While digging through her personal papers, Flora Hogman, alias Érica, stumbles upon a text she wrote almost fifty years ago, and which takes her back to 1943. This little girl from a Czech Jewish family was then seven years old, living in Nice with her mother, her father having died before the war. When the Germans entered the Zone Libre, her mother called on the “Marcel network” to put her in a safe place. Thus begins the wandering of a little girl alone in the world, a hidden child tossed from home to home in occupied France. In the middle of her terrible experience she found a way to keep a sense of hope, love and a childhood.
This event will be in English, and will take place at the bookstore.

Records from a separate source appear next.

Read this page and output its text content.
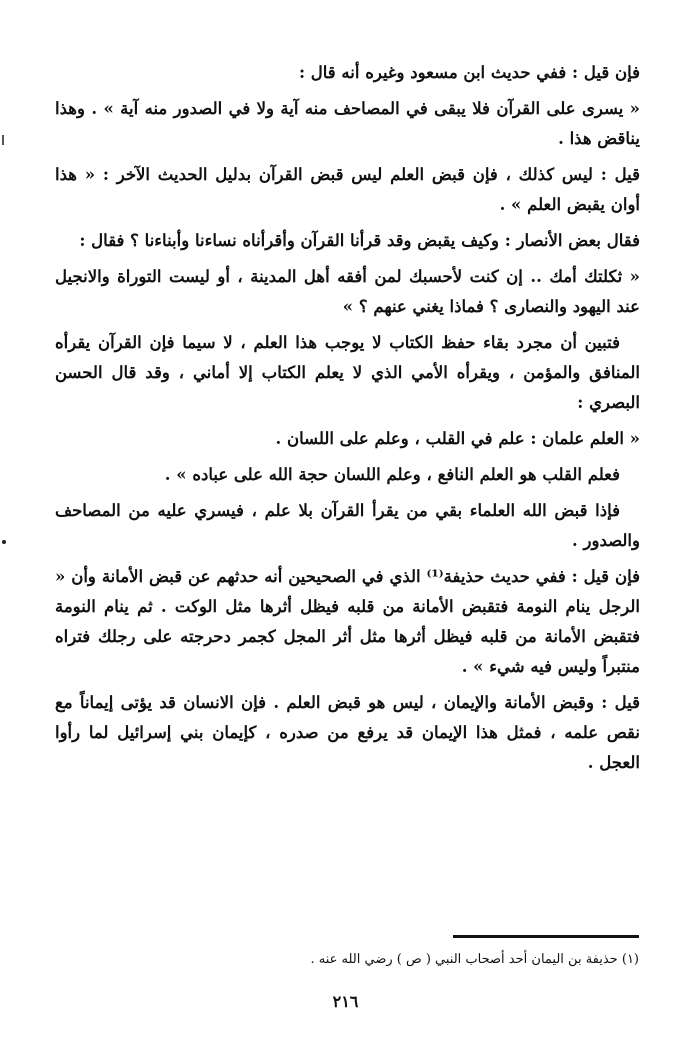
فإن قيل : ففي حديث ابن مسعود وغيره أنه قال :

« يسرى على القرآن فلا يبقى في المصاحف منه آية ولا في الصدور منه آية » . وهذا يناقض هذا .

قيل : ليس كذلك ، فإن قبض العلم ليس قبض القرآن بدليل الحديث الآخر : « هذا أوان يقبض العلم » .

فقال بعض الأنصار : وكيف يقبض وقد قرأنا القرآن وأقرأناه نساءنا وأبناءنا ؟ فقال :

« ثكلتك أمك .. إن كنت لأحسبك لمن أفقه أهل المدينة ، أو ليست التوراة والانجيل عند اليهود والنصارى ؟ فماذا يغني عنهم ؟ »

فتبين أن مجرد بقاء حفظ الكتاب لا يوجب هذا العلم ، لا سيما فإن القرآن يقرأه المنافق والمؤمن ، ويقرأه الأمي الذي لا يعلم الكتاب إلا أماني ، وقد قال الحسن البصري :

« العلم علمان : علم في القلب ، وعلم على اللسان .

فعلم القلب هو العلم النافع ، وعلم اللسان حجة الله على عباده » .

فإذا قبض الله العلماء بقي من يقرأ القرآن بلا علم ، فيسري عليه من المصاحف والصدور .

فإن قيل : ففي حديث حذيفة⁽¹⁾ الذي في الصحيحين أنه حدثهم عن قبض الأمانة وأن « الرجل ينام النومة فتقبض الأمانة من قلبه فيظل أثرها مثل الوكت . ثم ينام النومة فتقبض الأمانة من قلبه فيظل أثرها مثل أثر المجل كجمر دحرجته على رجلك فتراه منتبراً وليس فيه شيء » .

قيل : وقبض الأمانة والإيمان ، ليس هو قبض العلم . فإن الانسان قد يؤتى إيماناً مع نقص علمه ، فمثل هذا الإيمان قد يرفع من صدره ، كإيمان بني إسرائيل لما رأوا العجل .

(١) حذيفة بن اليمان أحد أصحاب النبي ( ص ) رضي الله عنه .
٢١٦
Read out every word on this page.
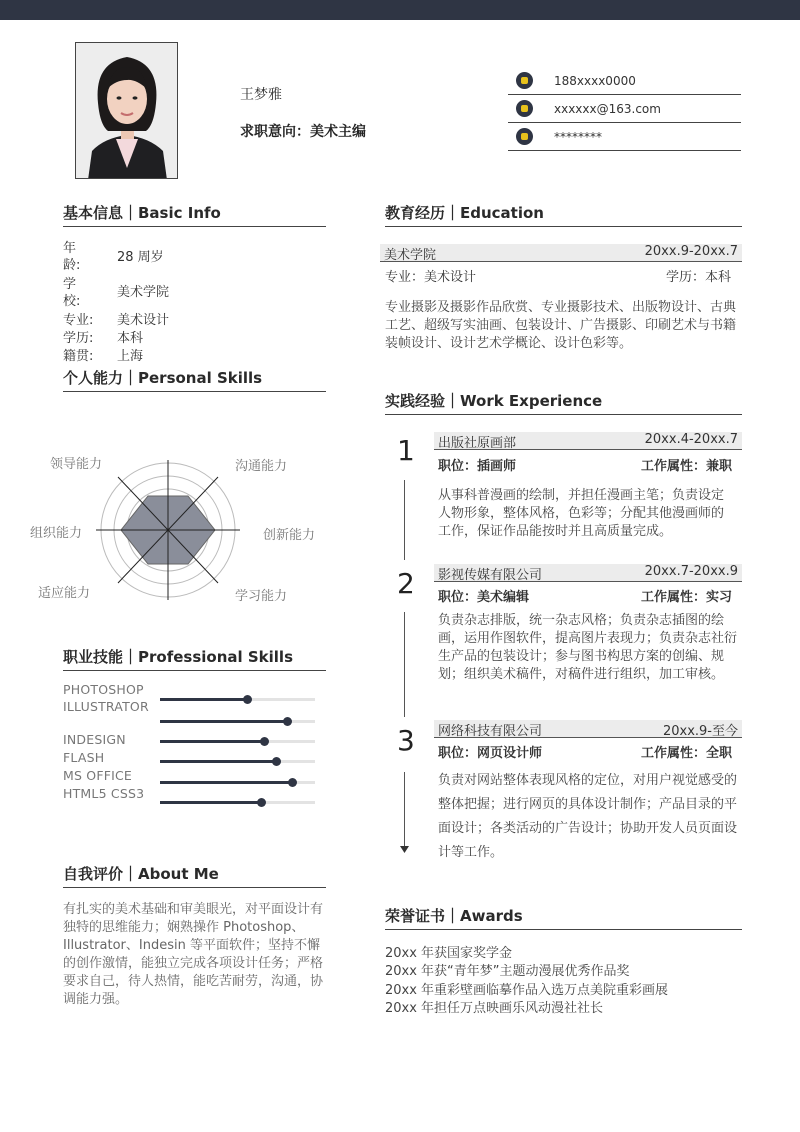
王梦雅
求职意向：美术主编
188xxxx0000
xxxxxx@163.com
********
基本信息｜Basic Info
年龄:
28 周岁
学校:
美术学院
专业: 美术设计
学历: 本科
籍贯: 上海
个人能力｜Personal Skills
领导能力	沟通能力
组织能力	创新能力
适应能力	学习能力
职业技能｜Professional Skills
PHOTOSHOP
ILLUSTRATOR
INDESIGN
FLASH
MS OFFICE
HTML5 CSS3
自我评价｜About Me
有扎实的美术基础和审美眼光，对平面设计有独特的思维能力；娴熟操作 Photoshop、Illustrator、Indesin 等平面软件；坚持不懈的创作激情，能独立完成各项设计任务；严格要求自己，待人热情，能吃苦耐劳，沟通，协调能力强。
教育经历｜Education
美术学院	20xx.9-20xx.7
专业：美术设计	学历：本科
专业摄影及摄影作品欣赏、专业摄影技术、出版物设计、古典工艺、超级写实油画、包装设计、广告摄影、印刷艺术与书籍装帧设计、设计艺术学概论、设计色彩等。
实践经验｜Work Experience
1 出版社原画部	20xx.4-20xx.7
职位：插画师	工作属性：兼职
从事科普漫画的绘制，并担任漫画主笔；负责设定人物形象，整体风格，色彩等；分配其他漫画师的工作，保证作品能按时并且高质量完成。
2 影视传媒有限公司	20xx.7-20xx.9
职位：美术编辑	工作属性：实习
负责杂志排版，统一杂志风格；负责杂志插图的绘画，运用作图软件，提高图片表现力；负责杂志社衍生产品的包装设计；参与图书构思方案的创编、规划；组织美术稿件，对稿件进行组织，加工审核。
3 网络科技有限公司	20xx.9-至今
职位：网页设计师	工作属性：全职
负责对网站整体表现风格的定位，对用户视觉感受的整体把握；进行网页的具体设计制作；产品目录的平面设计；各类活动的广告设计；协助开发人员页面设计等工作。
荣誉证书｜Awards
20xx 年获国家奖学金
20xx 年获“青年梦”主题动漫展优秀作品奖
20xx 年重彩壁画临摹作品入选万点美院重彩画展
20xx 年担任万点映画乐风动漫社社长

It is free with RSVP. Click here to receive an invitation.
Co-organized with Accueil New York.
Credit image: DR/ Flora Hogman
Flora Hogman survived WWII as a hidden child in Southern France and grew up there with adoptive parents. As a young adult she came to New York, studied psychology and became a clinical psychologist with a private practice in Manhattan. She has been a speaker for Facing History and ourselves and is a member of The Moth, a non-profit group based in New York City dedicated to the art and craft of storytelling. She recently discovered a manuscript of these war years, written decades ago, totally forgotten—and decided to have it published now.